The sequence of meta-information i, whichever format you made it to be.

That is, the user can define any metric they want. This expression will be evaluated in the current context of the algorithm, via non-standard evaluation (again, Advanced R, yes, that is my favorite R book, how did you know?), using the columns of \(results_t\) as variables (hence the beauty of the matrix-columns).

Then, the RHS is an expression that takes the value of the metric in .m and returns a single boolean.

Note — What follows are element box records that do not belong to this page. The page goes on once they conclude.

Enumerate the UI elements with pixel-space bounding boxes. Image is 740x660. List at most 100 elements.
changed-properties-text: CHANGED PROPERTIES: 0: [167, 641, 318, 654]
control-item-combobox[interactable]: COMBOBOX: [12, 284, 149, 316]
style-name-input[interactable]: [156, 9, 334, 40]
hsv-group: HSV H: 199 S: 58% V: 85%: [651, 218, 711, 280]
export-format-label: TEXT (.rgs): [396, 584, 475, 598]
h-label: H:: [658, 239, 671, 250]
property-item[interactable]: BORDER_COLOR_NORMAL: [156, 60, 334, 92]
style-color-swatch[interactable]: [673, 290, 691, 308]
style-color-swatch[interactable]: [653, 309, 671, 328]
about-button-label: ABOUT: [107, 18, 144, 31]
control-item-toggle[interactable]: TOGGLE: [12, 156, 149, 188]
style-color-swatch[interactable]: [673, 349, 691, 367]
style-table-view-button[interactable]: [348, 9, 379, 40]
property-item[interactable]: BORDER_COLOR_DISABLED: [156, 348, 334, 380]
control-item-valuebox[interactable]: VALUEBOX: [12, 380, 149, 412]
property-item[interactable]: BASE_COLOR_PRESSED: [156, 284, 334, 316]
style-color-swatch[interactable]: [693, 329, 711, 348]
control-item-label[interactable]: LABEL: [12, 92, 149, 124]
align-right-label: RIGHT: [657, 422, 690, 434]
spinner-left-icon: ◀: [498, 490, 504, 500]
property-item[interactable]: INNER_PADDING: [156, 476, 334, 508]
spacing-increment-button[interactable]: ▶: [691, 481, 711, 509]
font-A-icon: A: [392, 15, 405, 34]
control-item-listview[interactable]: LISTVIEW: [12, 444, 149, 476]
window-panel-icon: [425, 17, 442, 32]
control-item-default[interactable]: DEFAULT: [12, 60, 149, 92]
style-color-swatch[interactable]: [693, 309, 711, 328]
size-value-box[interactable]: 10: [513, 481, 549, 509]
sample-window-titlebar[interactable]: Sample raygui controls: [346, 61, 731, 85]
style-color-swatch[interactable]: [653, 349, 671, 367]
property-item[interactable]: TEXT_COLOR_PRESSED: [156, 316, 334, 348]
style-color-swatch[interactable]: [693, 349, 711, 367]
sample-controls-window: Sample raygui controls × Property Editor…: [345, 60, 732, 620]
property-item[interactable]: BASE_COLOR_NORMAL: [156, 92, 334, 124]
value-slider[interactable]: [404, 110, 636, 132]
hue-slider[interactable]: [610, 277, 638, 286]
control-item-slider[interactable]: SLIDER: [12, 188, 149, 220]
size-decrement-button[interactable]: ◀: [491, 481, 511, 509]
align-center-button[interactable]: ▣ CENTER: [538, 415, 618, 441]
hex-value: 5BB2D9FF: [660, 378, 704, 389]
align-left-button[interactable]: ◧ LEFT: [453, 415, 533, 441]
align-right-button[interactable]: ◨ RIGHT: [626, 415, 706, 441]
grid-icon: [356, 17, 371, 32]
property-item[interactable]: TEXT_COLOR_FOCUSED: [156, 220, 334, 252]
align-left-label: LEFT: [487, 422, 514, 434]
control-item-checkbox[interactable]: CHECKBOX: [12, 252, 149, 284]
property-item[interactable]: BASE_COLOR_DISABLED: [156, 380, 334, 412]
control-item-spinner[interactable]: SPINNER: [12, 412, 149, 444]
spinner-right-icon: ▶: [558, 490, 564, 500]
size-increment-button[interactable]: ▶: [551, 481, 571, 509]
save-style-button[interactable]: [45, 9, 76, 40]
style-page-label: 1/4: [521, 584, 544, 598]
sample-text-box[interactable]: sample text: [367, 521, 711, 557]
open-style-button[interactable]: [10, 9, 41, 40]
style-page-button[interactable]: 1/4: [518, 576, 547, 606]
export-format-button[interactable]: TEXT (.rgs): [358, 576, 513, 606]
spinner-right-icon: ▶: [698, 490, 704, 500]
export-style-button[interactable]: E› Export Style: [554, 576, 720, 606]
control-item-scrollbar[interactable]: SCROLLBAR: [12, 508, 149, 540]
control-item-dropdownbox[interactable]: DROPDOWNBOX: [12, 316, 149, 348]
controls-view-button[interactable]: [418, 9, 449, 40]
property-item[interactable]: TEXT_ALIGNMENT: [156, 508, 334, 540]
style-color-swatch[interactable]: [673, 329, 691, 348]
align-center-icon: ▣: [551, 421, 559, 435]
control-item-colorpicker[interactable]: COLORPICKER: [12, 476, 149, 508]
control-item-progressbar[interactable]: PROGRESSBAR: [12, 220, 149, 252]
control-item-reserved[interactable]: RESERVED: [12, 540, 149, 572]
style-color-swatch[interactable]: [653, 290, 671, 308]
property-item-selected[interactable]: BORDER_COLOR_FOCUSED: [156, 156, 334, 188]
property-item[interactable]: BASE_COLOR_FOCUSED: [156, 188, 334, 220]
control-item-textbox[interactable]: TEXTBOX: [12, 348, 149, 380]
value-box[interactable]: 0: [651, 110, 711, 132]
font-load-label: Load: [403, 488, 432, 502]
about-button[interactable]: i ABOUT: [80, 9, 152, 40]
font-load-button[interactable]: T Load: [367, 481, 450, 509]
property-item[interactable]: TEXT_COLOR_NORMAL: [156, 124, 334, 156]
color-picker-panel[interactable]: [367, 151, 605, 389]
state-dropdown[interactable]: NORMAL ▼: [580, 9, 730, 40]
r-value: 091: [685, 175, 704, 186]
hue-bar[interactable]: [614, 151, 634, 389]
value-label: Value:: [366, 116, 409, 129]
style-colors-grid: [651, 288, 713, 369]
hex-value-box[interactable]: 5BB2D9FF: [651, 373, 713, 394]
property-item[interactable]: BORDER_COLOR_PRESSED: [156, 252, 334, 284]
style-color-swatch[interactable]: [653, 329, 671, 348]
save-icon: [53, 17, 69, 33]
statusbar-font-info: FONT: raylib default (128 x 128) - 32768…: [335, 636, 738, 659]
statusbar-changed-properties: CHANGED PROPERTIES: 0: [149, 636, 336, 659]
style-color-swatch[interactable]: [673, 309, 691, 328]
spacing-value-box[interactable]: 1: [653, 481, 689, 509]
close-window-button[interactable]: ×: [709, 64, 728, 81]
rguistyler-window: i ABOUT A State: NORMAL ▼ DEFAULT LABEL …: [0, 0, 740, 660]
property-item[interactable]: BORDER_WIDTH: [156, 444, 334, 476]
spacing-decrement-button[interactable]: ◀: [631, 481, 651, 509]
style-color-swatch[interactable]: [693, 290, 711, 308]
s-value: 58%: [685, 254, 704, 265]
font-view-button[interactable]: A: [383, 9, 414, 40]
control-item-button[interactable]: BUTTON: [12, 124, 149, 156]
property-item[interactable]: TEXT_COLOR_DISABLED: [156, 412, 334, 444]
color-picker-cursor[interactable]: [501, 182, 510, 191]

Finally, the check_expr is an expression that gets the vector of all the booleans (.ms) and combines them with some logical expression into a single boolean, TRUE if the algorithm should be stopped. This allows for stopping the algorithm only if a group of metrics is true.

flow_logger is very similar, but can also access the metrics calculated as variables (hence the names on the list above), and the RHS is a function that formats .m into a single string.

Let’s set them as below. The only stopping criterion is reaching 20 iterations.

stopper <- flow_stopper(list(max_iter = t ~ .m >= 20))
logger <- flow_logger()

These objects are comprised of elements that will be used by the algorithm:

str(stopper)
#> List of 3
#>  $ iter_upper   : num 10000
#>  $ get_metrics  :function (results, t, time)  
#>  $ check_metrics:function (metrics_t, which = FALSE)  
#>  - attr(*, "class")= chr "flow_stopper"

str(logger)
#> List of 1
#>  $ log:function (results_t, t, time, metrics_t)  
#>  - attr(*, "class")= chr "flow_logger"

The Full Algorithm

Let’s run everything!

optima <- optimize_phy(
  f, g, gtil,
  x_dom, xtil_dom,
  initializer, optimizer, updater,
  stopper, logger,
  check_op = 0
)
#> → => Iter: 1 -- mean(f): 32.1783
#> → => Iter: 2 -- mean(f): 18.294
#> → => Iter: 3 -- mean(f): 10.182
#> → => Iter: 4 -- mean(f): 5.9014
#> → => Iter: 5 -- mean(f): 5.8962
#> → => Iter: 6 -- mean(f): 5.155
#> → => Iter: 7 -- mean(f): 4.9935
#> → => Iter: 8 -- mean(f): 4.927
#> → => Iter: 9 -- mean(f): 4.8196
#> → => Iter: 10 -- mean(f): 4.9571
#> → => Iter: 11 -- mean(f): 5.0388
#> → => Iter: 12 -- mean(f): 4.9031
#> → => Iter: 13 -- mean(f): 4.7685
#> → => Iter: 14 -- mean(f): 4.9591
#> → => Iter: 15 -- mean(f): 4.6509
#> → => Iter: 16 -- mean(f): 4.8104
#> → => Iter: 17 -- mean(f): 4.8561
#> → => Iter: 18 -- mean(f): 4.7375
#> → => Iter: 19 -- mean(f): 4.8198
#> → => Iter: 20 -- mean(f): 4.5971
#> 
#> ✔ Finished after 20 iterations. Stopping criteria(s) were:
#> • max_iter: t ~ .m >= 20

str(optima, 1)
#> List of 4
#>  $ results     :List of 20
#>  $ metrics     :List of 20
#>  $ metrics_stop: Named chr "max_iter: t ~ .m >= 20"
#>   ..- attr(*, "names")= chr "max_iter"
#>  $ duration    :List of 4

We can get the duration, which stopping criterias were met, and all the \(R_t\) and \(M_t\), including the best (last):

optima$duration
#> $iters
#> [1] 20
#> 
#> $time_init
#> Time difference of 0.04998708 secs
#> 
#> $time_loop
#> Time difference of 2.879376 secs
#> 
#> $time_total
#> Time difference of 2.929367 secs

optima$metrics_stop
#>                 max_iter 
#> "max_iter: t ~ .m >= 20"

r_t <- optima$results[[20]]
r_t[which.max(r_t$f), ]
#>              x     xtil        f  i
#> 7 2.053031e-06 2.254657 5.083478 NA

We can see that we got very close to the global minimum \((0, 2)\). The efficacy is only due to the number of iters and the user code.